Now, we’re being asked to absorb even more while delivering the same high-quality, community-based care the NDIS was designed to enable.
Travel funding has been halved— a change that makes home visits and outreach care financially unviable for many. Imagine, for a moment, if politicians had their travel allowances cut by 50 per cent. The outrage would echo all the way from Parliament House to the nearest Sky News panel.
It’s not just frustrating. It’s unsustainable. And it’s pushing people out of the profession.
According to Occupational Therapy Australia, 60 per cent of OT practices expected to report a loss or only break even in 2023–24. That number is expected to rise in 2025–26 if pricing remains unchanged. Worse, at least eight per cent of OTs have already exited the NDIS market since last year’s pricing decision, affecting more than 7,000 participants.

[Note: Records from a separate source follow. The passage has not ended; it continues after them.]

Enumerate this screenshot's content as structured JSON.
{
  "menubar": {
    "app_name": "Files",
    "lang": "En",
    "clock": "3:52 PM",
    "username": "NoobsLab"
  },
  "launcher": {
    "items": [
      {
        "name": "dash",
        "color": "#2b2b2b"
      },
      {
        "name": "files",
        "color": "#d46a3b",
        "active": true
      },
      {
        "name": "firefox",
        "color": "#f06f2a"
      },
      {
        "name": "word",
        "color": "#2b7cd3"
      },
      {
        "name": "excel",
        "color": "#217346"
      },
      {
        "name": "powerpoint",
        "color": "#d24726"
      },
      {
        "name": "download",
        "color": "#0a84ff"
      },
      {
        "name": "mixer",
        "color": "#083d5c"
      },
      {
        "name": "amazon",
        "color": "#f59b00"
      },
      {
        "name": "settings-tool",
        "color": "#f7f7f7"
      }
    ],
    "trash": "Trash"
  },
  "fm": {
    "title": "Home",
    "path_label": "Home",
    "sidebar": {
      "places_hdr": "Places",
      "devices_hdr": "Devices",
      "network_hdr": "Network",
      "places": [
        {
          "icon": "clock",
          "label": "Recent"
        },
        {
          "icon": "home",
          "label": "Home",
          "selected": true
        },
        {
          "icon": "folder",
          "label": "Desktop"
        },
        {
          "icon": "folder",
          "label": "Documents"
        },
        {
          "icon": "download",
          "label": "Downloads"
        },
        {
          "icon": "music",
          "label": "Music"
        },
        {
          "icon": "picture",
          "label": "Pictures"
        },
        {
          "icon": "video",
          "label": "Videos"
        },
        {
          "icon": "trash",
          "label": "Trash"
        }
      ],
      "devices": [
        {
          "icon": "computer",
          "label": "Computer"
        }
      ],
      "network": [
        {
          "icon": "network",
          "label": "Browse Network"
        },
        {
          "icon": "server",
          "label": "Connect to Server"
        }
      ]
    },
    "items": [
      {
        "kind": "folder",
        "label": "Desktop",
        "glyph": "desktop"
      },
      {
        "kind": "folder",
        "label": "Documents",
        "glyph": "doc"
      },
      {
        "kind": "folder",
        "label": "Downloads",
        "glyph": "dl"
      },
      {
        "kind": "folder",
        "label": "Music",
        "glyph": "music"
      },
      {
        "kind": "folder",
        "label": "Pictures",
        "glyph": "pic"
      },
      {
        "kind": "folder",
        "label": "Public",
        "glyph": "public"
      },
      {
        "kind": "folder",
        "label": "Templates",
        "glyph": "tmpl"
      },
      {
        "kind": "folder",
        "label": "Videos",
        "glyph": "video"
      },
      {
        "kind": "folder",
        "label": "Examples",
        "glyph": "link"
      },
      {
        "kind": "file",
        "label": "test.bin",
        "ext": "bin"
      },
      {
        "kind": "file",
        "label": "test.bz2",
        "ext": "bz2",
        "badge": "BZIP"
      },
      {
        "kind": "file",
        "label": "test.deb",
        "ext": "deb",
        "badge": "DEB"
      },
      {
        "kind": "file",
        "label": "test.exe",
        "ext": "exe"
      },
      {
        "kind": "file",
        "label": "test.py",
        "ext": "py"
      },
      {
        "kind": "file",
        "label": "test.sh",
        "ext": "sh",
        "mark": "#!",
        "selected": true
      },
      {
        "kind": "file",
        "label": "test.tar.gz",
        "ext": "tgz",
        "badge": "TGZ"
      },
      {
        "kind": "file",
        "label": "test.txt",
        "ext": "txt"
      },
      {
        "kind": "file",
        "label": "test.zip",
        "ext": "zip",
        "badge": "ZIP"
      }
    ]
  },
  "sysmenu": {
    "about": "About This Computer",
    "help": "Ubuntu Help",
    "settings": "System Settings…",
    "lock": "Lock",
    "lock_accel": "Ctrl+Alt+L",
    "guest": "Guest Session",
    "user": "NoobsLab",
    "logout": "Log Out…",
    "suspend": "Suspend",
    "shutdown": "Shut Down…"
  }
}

This isn’t just a workforce issue — it goes to accessibility of care and services. Fewer OTs means longer waitlists, fewer outreach services, and more people falling through the cracks. And when OTs leave the sector, we don’t just lose capacity. We lose expertise. We lose continuity of care. And often, it’s those in regional or remote areas— or with complex needs— who lose the most.
You can’t reform the NDIS by gutting the women who hold it up.
And frankly, if the plan is to shrink the cost of the NDIS by starving the allied health professions who run it, mission accomplished.
So where should cost savings come from, if not frontline workers?
Let’s look at the system itself.
We know from 2021 to 2024, between 58 per cent and 77 per cent of NDIA decisions reviewed at the Administrative Appeals Tribunal (AAT) were overturned in favour of participants. That’s not a reflection of poor reporting by professionals— it’s a symptom of a broken internal decision-making process that is costing the scheme millions in legal fees and increased OT fees, not to mention the stress and time imposed on families. This is the first saving opportunity: fix what’s broken inside the agency before squeezing those holding it together.
Or, as my colleague Natalie Oliveri from Creative Therapy Adelaide rightly pointed out: While the NDIS continues to scrutinise providers who are genuinely doing the right thing, it’s turning a blind eye to systemic waste hiding in plain sight. Natalie highlighted the case of music therapy claims, where 1,062 providers billed the NDIS in just six months last year— despite only around 600 being registered with the Australian Music Therapy Association. That gap alone could represent up to $4 million in potentially fraudulent claims.
This isn’t a problem with frontline workers. It’s a failure of internal oversight, registration enforcement, and accountability. Instead of shifting blame, the NDIS should take a hard look in the mirror and focus on meaningful reform where it matters most: fixing broken processes and protecting participant funding from misuse— not cutting essential services delivered by a mostly female workforce that is already underpaid, overworked, and quietly holding up the system while everyone else argues about how to fix it.
Real reform should focus on:
- Systemic inefficiencies
- Broken internal processes
- Provider registration enforcement
- Transparent, co-designed pricing
- And true accountability from the top down
If we truly believe in choice and control, we need to make sure the services people choose— and rely on— are still there tomorrow. That means valuing the people delivering them.
You can’t build a fair and sustainable NDIS by underpaying the very women who keep it standing. If you really want to fix this system, listen to the people holding it up. Give allied health practitioners a seat at the table. Put us at the helm. We know what’s wrong — and we know how to fix it.
We want a sustainable NDIS too. We’re not asking for much. We’re asking for parity. For policy that sees us, values us, and stops expecting us to carry the system on shrinking margins and sacrifice.
Because while politicians enjoy their inflation-linked pay rises and protected travel allowances, professionals in allied health— the ones doing the real heavy lifting— are being left behind. Again. And we’re done staying quiet about it.